Fannie Mae is on track to meet its September deadline to reach the 30% capital surcharge set by the Office of Federal Housing Enterprise Oversight, UBS analysts said in a report released last week. This is why concerns about a massive portfolio selling by Fannie are "misplaced," analysts added.
Estimating the extent to which Fannie Mae needs to decrease its portfolio between now and the GSE's September deadline, the 30% capital surcharge will be equal to $9.29 billion with the effective capital charge at 3.25%. The GSE has a $4.04 billion capital surplus and will be internally accumulating an additional $1.7 billion per quarter or $3.4 billion for the next two quarters, leaving a $1.85 billion capital deficit. In April, Fannie Mae reduced its portfolio size by roughly $12.5 billion, leaving under $45 billion in necessary reductions, out of the $57 billion it needed to shed as of the end of March. In order to achieve this, Fannie will have to reduce its portfolio an average of $9 billion per month, which is less than the $13 billion a month that Fannie shrunk in the first four months of the year.
And even with the market rallying significantly since the end of the first quarter -- negatively impacting the GSE's capital position due to the derivative hedges that have to be marked-to-market - the shrinkage will still have to be only about $13 billion a month which is the level that Fannie has averaged this year.
"Our numbers suggest that the portfolio reductions which Fannie Mae absolutely must do are less than the reductions they have done thus far this year; hence we view with credulity OFHEO's statement that Fannie is on target to meet the September requirement," wrote UBS analysts. "In fact, we believe that portfolio reductions are apt to continue at the current pace, as the market has rallied considerably since the end of March, requiring larger mark-to-market losses on its hedges."

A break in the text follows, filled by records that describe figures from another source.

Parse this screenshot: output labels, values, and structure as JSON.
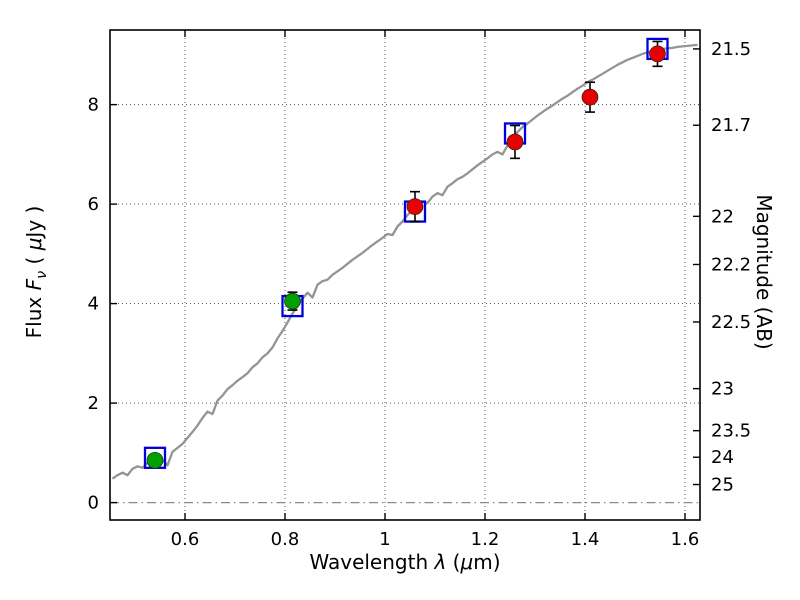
{
  "chart_data": {
    "type": "line",
    "title": "",
    "xlabel": "Wavelength λ (μm)",
    "ylabel": "Flux Fν ( μJy )",
    "ylabel_right": "Magnitude (AB)",
    "xlabel_parts": {
      "prefix": "Wavelength ",
      "symbol": "λ",
      "mid": " (",
      "unit": "μ",
      "suffix": "m)"
    },
    "ylabel_left_parts": {
      "prefix": "Flux  ",
      "symbol": "F",
      "sub": "ν",
      "mid": " ( ",
      "unit": "μ",
      "suffix": "Jy )"
    },
    "xlim": [
      0.45,
      1.63
    ],
    "ylim": [
      -0.35,
      9.5
    ],
    "x_ticks": [
      0.6,
      0.8,
      1,
      1.2,
      1.4,
      1.6
    ],
    "y_ticks_left": [
      0,
      2,
      4,
      6,
      8
    ],
    "y_ticks_right": [
      21.5,
      21.7,
      22,
      22.2,
      22.5,
      23,
      23.5,
      24,
      25
    ],
    "magnitude_zeropoint": 23.9,
    "grid": "dotted",
    "hline_dashdot": 0,
    "colors": {
      "spectrum": "#949494",
      "model_square": "#0000dd",
      "point_green": "#00a000",
      "point_red": "#e60000",
      "errorbar": "#000000"
    },
    "series": [
      {
        "name": "model-spectrum",
        "type": "line",
        "color": "#949494",
        "x": [
          0.455,
          0.465,
          0.475,
          0.485,
          0.495,
          0.505,
          0.515,
          0.525,
          0.535,
          0.545,
          0.555,
          0.565,
          0.575,
          0.585,
          0.595,
          0.605,
          0.615,
          0.625,
          0.635,
          0.645,
          0.655,
          0.665,
          0.675,
          0.685,
          0.695,
          0.705,
          0.715,
          0.725,
          0.735,
          0.745,
          0.755,
          0.765,
          0.775,
          0.785,
          0.795,
          0.805,
          0.815,
          0.825,
          0.835,
          0.845,
          0.855,
          0.865,
          0.875,
          0.885,
          0.895,
          0.905,
          0.915,
          0.925,
          0.935,
          0.945,
          0.955,
          0.965,
          0.975,
          0.985,
          0.995,
          1.005,
          1.015,
          1.025,
          1.035,
          1.045,
          1.055,
          1.065,
          1.075,
          1.085,
          1.095,
          1.105,
          1.115,
          1.125,
          1.135,
          1.145,
          1.155,
          1.165,
          1.175,
          1.185,
          1.195,
          1.205,
          1.215,
          1.225,
          1.235,
          1.245,
          1.255,
          1.265,
          1.275,
          1.285,
          1.295,
          1.305,
          1.315,
          1.325,
          1.335,
          1.345,
          1.355,
          1.365,
          1.375,
          1.385,
          1.395,
          1.405,
          1.415,
          1.425,
          1.435,
          1.445,
          1.455,
          1.465,
          1.475,
          1.485,
          1.495,
          1.505,
          1.515,
          1.525,
          1.535,
          1.545,
          1.555,
          1.565,
          1.575,
          1.585,
          1.595,
          1.605,
          1.615,
          1.625
        ],
        "y": [
          0.48,
          0.55,
          0.6,
          0.55,
          0.68,
          0.73,
          0.7,
          0.8,
          0.83,
          0.9,
          0.86,
          0.75,
          1.02,
          1.1,
          1.18,
          1.3,
          1.42,
          1.55,
          1.7,
          1.83,
          1.78,
          2.05,
          2.15,
          2.28,
          2.36,
          2.45,
          2.52,
          2.6,
          2.72,
          2.8,
          2.92,
          3.0,
          3.12,
          3.3,
          3.45,
          3.62,
          3.8,
          3.95,
          4.1,
          4.22,
          4.12,
          4.38,
          4.45,
          4.48,
          4.58,
          4.65,
          4.72,
          4.8,
          4.88,
          4.95,
          5.02,
          5.1,
          5.18,
          5.25,
          5.32,
          5.4,
          5.38,
          5.55,
          5.65,
          5.78,
          5.88,
          5.98,
          6.05,
          6.02,
          6.15,
          6.22,
          6.18,
          6.35,
          6.42,
          6.5,
          6.55,
          6.62,
          6.7,
          6.78,
          6.85,
          6.92,
          7.0,
          7.05,
          7.0,
          7.18,
          7.28,
          7.45,
          7.55,
          7.62,
          7.7,
          7.78,
          7.85,
          7.92,
          7.98,
          8.05,
          8.12,
          8.18,
          8.25,
          8.32,
          8.38,
          8.45,
          8.5,
          8.56,
          8.62,
          8.68,
          8.74,
          8.8,
          8.85,
          8.9,
          8.94,
          8.98,
          9.02,
          9.05,
          9.08,
          9.1,
          9.12,
          9.13,
          9.14,
          9.16,
          9.17,
          9.18,
          9.19,
          9.2
        ]
      },
      {
        "name": "model-photometry",
        "type": "square-open",
        "color": "#0000dd",
        "points": [
          {
            "x": 0.54,
            "y": 0.9
          },
          {
            "x": 0.815,
            "y": 3.95
          },
          {
            "x": 1.06,
            "y": 5.85
          },
          {
            "x": 1.26,
            "y": 7.42
          },
          {
            "x": 1.545,
            "y": 9.12
          }
        ]
      },
      {
        "name": "observed-photometry",
        "type": "circle-errorbar",
        "points": [
          {
            "x": 0.54,
            "y": 0.85,
            "err": 0.12,
            "color": "#00a000"
          },
          {
            "x": 0.815,
            "y": 4.05,
            "err": 0.18,
            "color": "#00a000"
          },
          {
            "x": 1.06,
            "y": 5.95,
            "err": 0.3,
            "color": "#e60000"
          },
          {
            "x": 1.26,
            "y": 7.25,
            "err": 0.33,
            "color": "#e60000"
          },
          {
            "x": 1.41,
            "y": 8.15,
            "err": 0.3,
            "color": "#e60000"
          },
          {
            "x": 1.545,
            "y": 9.02,
            "err": 0.25,
            "color": "#e60000"
          }
        ]
      }
    ]
  }
}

UBS's analysis effectively rules out the market speculation that Fannie might need to significantly lessen its mortgage holdings just to meet its Sept. 30, capital requirements, thus negatively impacting mortgage buying. Analysts also noted as positive the passing of the Baker-Oxley Bill (H.R. 1461), the House of Representative's version of the GSE Reform Bill. This is seen as GSE-friendly as it excludes caps on GSE portfolio growth of any kind.